Friday, September 9, 2011

Window Treatment Secrets

 I am going to give you some tips and secrets 
on how to make ready made panels look like custom.
But first I want to show off some window treatments
 I made several years back.
These are silk London Shades in an over sized 
window pane plaid pattern of black and white. 
These shades have clear crystal trimming and
 were lined and interlined, then board mounted.
 They dress the windows in my client's dining room of an old Victorian.
 Two narrow windows on the ends bookend a pair of bigger single windows.
 I made these for her over 5 years ago and didn't take pictures, 
because back then, I rarely took pictures of anything other than my kids.
There are built in iron baseboard heaters running underneath the windows, 
so the London Shades were a great choice.
Look at the amazing chandelier that is hanging over the table~
at the time I had never seen anything quite like it.
I was floored by how cool and dramatic yet simple and lovely it was~
I got to revisit the house and take these pics to add to my online portfolio
 as my client called me, needing some help with a window treatment dilemma.
 Before we get into the dilemma part of my visit,
I wanted to take pics of the kitchen treatments I designed for her as well. 
I love the color palette of yellow and grey.
 This treatment is still one of my favorites 
because you get to use two fabrics that play off of each other. 
One has the starring role, the other a supporting role.
 I like to add a small scale tassel trim to
 highlight the shape of the swooping lines. 
 It is a casual  valance well suited to this type of room, 
or a hallway or powder room. 
You can make the tails be as long as you want.
These were done in a yummy silk check with grey and yellow.
A built in banquette echoes the color in its upholstery and toss pillows.
 A coordinating treatment, called a stage coach valance, fits above the sink.
The plaid fabric and the yellow solid roll up around a
 drapery tube inside and the treatment is held in place with fabric ties.
 Now we are at the dilemma part, 
which is also the "window treatment secrets" part.
This is a family room that has
 ready made panels from Restoration Hardware.
My client figured she could get her hubby to 
hang these panels and she would be happy.
Well she wasn't happy with how they were looking
 so she called me to get some help.
I have many clients who use ready made panels, 
and the number one secret is:  IRON the panels before you hang them.
 These are right out of the bag, all creased and wrinkly.
The other thing that needs to be done
with ready mades to get a custom look
 is you have to "dress" and then "train" them after you hang them.
There are some creases that are factory set.
The factory irons them in half before they package them
 and it they are a bear to remove.
 Set up the ironing board and get a spray bottle. 
Start with the panel all in the front at your feet and
 as you iron each section push it over towards the 
back until you have finished the panel.  
I used the spray bottle for deep set creases,
 first testing in an area that is inconspicuous. 
These panels are silk, and they took to the iron and spray like a duck to water~
I normally have no problems steaming silk panels on a high heat setting.

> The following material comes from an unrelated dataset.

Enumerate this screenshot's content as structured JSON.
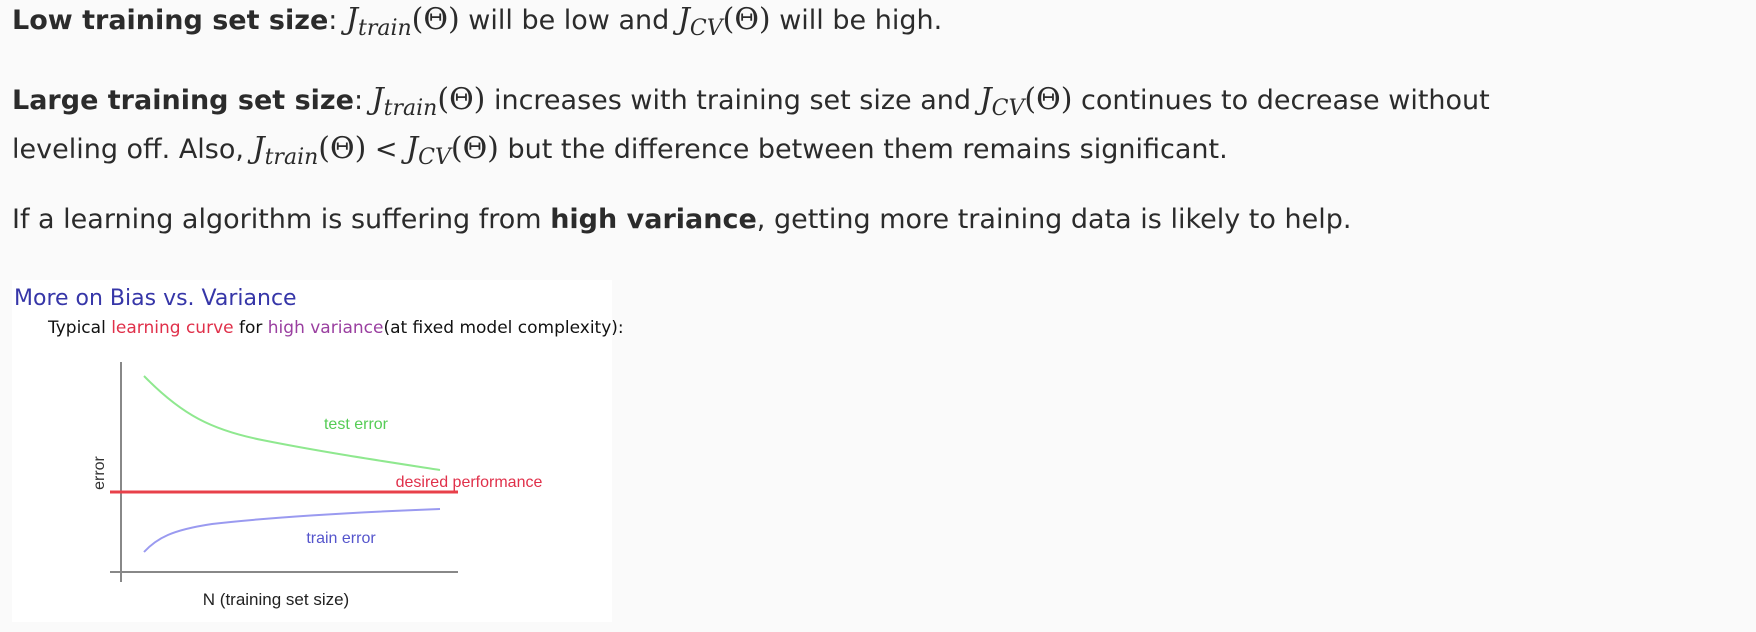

 The first window is completed. 
The panel on the right has been dressed~
that means I created uniform folds from the top down to the bottom.

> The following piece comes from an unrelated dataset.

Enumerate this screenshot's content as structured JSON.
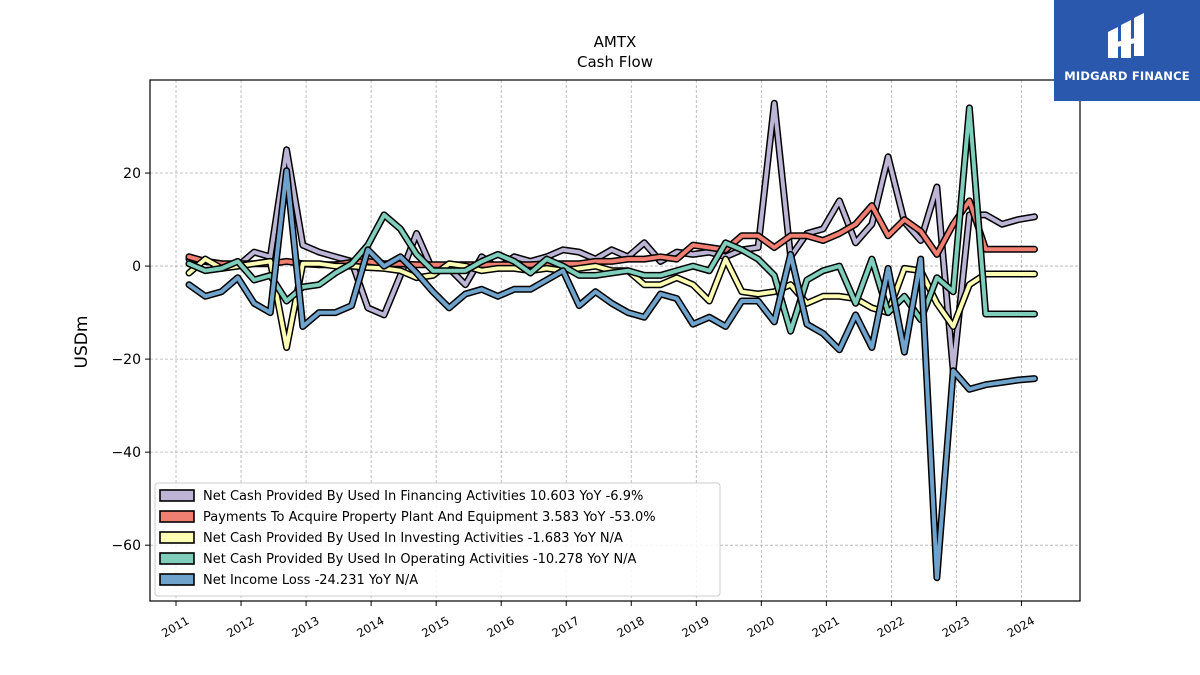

 Having a large stripe helped with this process as it is a built in line of where to make your folds.
 The panel to the left is dressed and now being "trained".
 It is tied off in two sections to set the folds and create a memory.
 If you have pinch pleated panels,
 it is easier because you are just going to follow the pleated fold.
 I used kite string to make a gentle loop around the panel,
 not wanting to create more creases.
I tied it near the top and at the bottom.
Now this panel has proper folds and is a big improvement
 over the panels that were just hung up out of the box. 
The other trick I use is to put a small straight pin
 on the leading edge of the rod pocket so it will not slide
 forward on the rod too far into the window.
So those are some tips for you when you are using ready-mades
and want a custom look for your window treatments!